At a time when lawmakers are looking at another $500 million in budget cuts for the current fiscal year and $2 billion for the next, Gov. Charlie Crist wants to help the 3.9 million Floridians who have no health insurance, especially the 548,000 children. He wants regulated insurance companies to cover the children of existing policyholders longer, up to age 30 and to dramatically expand KidCare, the program for blue collar Floridians who can’t qualify for Medicaid.

He would do that by lifting income caps and making all children in Florida eligible. Parents would still have to pay based on income and some doubt whether the coverage would be affordable.

Crist recently ordered a three-year, $63.9 million experiment to beef up county health departments and target low-income neighborhoods with mobile health vans. Crist also wants to eliminate “certificate of need” regulations that for 30 years have tied hospital and health facility expansion to market demand.

— Jim Ash

PRISONS

It could become a felony to smuggle a cellular phone to a Florida prison inmate, if the Department of Corrections has its way.

The agency’s agenda for the 2008 legislative session projects a growth from 98,000 to almost 104,000 in prison population, so Gov. Charlie Crist has put $343 million for prison construction in his budget. The Department of Corrections also has drawn up short-term plans for the current fiscal year, converting unused vocational classrooms at five prisons to house 900 prisoners and putting another 1,000 in 21-man tents at some institutions.

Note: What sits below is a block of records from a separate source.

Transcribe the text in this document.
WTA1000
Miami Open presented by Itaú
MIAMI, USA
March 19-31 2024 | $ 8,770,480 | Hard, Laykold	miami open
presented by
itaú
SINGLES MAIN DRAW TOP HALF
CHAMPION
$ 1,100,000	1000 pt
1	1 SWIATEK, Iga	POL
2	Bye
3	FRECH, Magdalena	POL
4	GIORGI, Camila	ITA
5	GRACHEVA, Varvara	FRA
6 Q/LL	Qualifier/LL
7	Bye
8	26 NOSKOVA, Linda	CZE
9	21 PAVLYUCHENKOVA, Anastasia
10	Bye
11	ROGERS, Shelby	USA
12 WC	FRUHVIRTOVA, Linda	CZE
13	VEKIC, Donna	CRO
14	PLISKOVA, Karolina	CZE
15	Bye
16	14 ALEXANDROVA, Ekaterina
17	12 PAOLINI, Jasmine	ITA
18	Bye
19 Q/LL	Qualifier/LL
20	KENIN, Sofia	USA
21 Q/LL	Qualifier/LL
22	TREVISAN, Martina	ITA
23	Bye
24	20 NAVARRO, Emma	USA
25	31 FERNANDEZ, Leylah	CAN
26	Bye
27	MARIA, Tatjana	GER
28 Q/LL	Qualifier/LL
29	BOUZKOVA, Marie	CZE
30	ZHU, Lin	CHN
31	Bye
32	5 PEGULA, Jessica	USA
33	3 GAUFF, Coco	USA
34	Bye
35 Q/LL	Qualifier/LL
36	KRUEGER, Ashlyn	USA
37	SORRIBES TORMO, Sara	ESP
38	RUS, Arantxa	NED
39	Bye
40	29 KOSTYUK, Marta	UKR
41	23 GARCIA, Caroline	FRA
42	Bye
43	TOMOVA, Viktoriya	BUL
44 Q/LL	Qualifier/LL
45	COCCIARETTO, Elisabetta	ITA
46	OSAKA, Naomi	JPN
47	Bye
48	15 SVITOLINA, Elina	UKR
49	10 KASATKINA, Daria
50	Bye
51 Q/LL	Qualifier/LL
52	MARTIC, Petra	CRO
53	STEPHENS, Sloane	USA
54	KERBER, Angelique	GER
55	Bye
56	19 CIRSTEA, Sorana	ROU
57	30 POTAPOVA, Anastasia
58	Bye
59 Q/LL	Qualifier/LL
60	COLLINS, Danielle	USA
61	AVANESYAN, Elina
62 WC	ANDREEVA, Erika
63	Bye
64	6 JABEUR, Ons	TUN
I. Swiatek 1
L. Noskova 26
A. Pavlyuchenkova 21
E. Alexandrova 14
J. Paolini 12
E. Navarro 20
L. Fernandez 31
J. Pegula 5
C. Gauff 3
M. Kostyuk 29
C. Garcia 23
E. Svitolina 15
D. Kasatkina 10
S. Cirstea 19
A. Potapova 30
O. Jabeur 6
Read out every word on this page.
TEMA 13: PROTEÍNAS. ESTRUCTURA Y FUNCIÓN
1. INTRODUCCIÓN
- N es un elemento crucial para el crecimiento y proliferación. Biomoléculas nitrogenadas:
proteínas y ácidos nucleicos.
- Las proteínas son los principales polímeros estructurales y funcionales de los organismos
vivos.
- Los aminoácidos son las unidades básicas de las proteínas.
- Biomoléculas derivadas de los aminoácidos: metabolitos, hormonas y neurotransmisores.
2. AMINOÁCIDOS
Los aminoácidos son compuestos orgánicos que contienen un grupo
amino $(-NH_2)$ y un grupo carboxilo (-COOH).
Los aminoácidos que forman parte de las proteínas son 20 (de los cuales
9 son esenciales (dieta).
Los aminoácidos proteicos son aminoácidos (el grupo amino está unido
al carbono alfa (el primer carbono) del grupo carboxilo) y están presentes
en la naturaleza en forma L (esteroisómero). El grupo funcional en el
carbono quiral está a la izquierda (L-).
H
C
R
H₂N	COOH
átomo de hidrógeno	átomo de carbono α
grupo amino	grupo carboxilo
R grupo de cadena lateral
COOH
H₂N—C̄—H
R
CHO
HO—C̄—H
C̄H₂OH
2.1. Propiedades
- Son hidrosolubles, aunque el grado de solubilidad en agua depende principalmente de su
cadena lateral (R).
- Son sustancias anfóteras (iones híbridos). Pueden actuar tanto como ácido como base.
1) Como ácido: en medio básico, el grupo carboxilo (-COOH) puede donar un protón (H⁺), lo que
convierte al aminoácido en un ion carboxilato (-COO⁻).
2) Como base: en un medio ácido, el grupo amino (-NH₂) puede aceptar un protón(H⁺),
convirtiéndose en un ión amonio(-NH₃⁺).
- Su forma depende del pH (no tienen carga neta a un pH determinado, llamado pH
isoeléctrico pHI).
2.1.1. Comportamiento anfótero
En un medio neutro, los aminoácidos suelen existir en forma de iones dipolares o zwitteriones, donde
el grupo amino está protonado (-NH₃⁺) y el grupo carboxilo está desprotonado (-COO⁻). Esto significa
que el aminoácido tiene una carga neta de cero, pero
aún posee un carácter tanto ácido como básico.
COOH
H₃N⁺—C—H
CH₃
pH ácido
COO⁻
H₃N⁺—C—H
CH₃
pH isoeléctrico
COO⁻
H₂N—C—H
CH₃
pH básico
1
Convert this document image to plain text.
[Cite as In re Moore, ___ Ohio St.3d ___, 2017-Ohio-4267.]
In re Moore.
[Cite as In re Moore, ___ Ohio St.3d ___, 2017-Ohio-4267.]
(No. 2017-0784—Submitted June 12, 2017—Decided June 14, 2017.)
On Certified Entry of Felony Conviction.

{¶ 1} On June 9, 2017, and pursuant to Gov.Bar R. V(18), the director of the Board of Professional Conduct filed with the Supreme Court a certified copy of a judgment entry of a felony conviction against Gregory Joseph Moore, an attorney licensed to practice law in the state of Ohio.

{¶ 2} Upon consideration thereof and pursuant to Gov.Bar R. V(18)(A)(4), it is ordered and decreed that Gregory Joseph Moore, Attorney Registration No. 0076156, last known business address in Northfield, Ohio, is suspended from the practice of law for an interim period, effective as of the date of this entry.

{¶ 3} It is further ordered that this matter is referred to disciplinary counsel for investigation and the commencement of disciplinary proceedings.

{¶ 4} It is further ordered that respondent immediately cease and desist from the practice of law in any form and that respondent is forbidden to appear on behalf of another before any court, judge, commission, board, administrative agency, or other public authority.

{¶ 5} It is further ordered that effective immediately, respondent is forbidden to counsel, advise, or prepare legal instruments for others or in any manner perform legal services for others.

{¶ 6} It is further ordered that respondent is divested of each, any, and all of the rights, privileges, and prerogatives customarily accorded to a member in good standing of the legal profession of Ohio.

The cell-phone change is a security measure, adding all forms of portable communication devices to the existing ban on contraband within the secure perimeter of a prison.

— Bill Cotterell

COURTS

The state’s judicial system will be seeking 19 new circuit judgeships and 42 more county judges in the 2008 legislative session.

But first, the courts have to work out $17 million in impending budget cuts for the current fiscal year. That will be brutal, with employees furloughed for three to 10 weeks in some areas and trials postponed.

“I am pleading for the life of a branch of government,” Chief Justice Fred Lewis recently told a Senate budget committee.

Because of the state’s revenue shortfall, all agencies have been told to trim 4 percent from this year’s spending — before state lawmakers even get to pared-down planning for the fiscal year starting July 1.

“If the money is not there, we can’t spend it,” said Sen. Victor Crist, R-Tampa, who chairs the Senate justice-appropriations committee.

— Bill Cotterell

JUSTICE

The exonerated and wrongfully incarcerated could have an easier path to receiving compensation from the state but they better have a clean past.

A bill (SB 756) proposed by State Sen. Arthenia Joyner, D-Tampa, would give the exonerated $100,000 for each year he or she was wrongfully incarcerated. That person would be able to apply for the money directly with the Florida Chief Financial Officer. But one caveat to the bill says no compensation will be paid if he or she has been designated as a violent offender.